Roll Call: Some Hope To Add Abortion To Debt Vote
Speaker John Boehner (Ohio) has thus far refused to make social issues central in his agenda, focusing instead on spending and the debt. But the House today will briefly wade into the social wars of the 1990s, bringing up a controversial anti-abortion bill. The measure, which is expected to pass, would prohibit federal funding for abortions and create new controls on private companies that offer insurance plans that cover abortions (Palmer and Stanton, 5/4).
Roll Call: CBC Women Urge Senate Democrats To Fight D.C. Abortion Restrictions
The female members of the Congressional Black Caucus on Tuesday sent a letter to the Democratic women of the Senate asking them to speak out against restrictions on abortion funding in Washington, D.C. Though the CBC women lauded the Senators for protesting attempts to cut funding for Planned Parenthood, they wrote that they are "deeply disappointed" that Senate Democrats allowed a rider restricting abortion funding in the District (Newhauser, 5/3).
Meanwhile, on the state level —
Los Angeles Times: Indiana Opening New Front In Abortion Battle
Opening a new front in the battle over abortion, Indiana might soon become the first state to cut off federal funding to Planned Parenthood clinics — a move that could boost the presidential aspirations of Gov. Mitch Daniels while creating a dilemma for the Obama administration (Savage, 5/3).
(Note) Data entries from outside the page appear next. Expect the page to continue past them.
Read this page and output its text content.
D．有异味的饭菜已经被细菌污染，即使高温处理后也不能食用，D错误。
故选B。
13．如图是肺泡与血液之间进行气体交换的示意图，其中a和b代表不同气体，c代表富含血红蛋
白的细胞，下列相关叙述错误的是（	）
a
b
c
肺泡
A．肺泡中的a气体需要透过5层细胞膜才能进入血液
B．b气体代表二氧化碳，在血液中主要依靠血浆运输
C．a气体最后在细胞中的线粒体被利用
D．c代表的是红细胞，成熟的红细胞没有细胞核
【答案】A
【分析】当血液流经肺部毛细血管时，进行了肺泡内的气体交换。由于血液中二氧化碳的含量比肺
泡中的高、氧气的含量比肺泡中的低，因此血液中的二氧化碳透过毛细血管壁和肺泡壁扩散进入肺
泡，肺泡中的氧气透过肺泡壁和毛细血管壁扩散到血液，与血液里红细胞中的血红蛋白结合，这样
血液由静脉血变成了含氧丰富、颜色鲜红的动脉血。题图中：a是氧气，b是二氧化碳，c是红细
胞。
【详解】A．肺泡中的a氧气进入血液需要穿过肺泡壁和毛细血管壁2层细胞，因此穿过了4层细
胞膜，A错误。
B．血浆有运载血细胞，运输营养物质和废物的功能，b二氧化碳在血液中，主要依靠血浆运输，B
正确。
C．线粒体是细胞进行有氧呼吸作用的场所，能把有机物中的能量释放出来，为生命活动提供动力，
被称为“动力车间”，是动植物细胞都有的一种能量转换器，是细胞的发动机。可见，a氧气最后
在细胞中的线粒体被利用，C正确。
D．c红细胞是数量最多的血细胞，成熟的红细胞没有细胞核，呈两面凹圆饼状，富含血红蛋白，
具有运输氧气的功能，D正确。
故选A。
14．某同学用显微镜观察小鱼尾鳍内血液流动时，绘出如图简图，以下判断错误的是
The Connecticut Mirror: Planned Parenthood Funding Enters Connecticut's Budget Debate
One month after Congressional House Republicans attempted to defund Planned Parenthood, that same debate has come to Connecticut's State Capitol as the Democratic-controlled Senate moves forward with adopting a final budget. State Sen. Leonard Suzio, R-Meriden, is planning to introduce an amendment that eliminates all $1 million the state spends on Planned Parenthood each year. ... The State's 18 Planned Parenthood across the state serve almost 65,000 women a year and have a total budget of $25 million. The centers provide patients with birth control, cancer screening and other medical services and, for fewer than 10 percent of visits, abortions (Rabe, 5/3).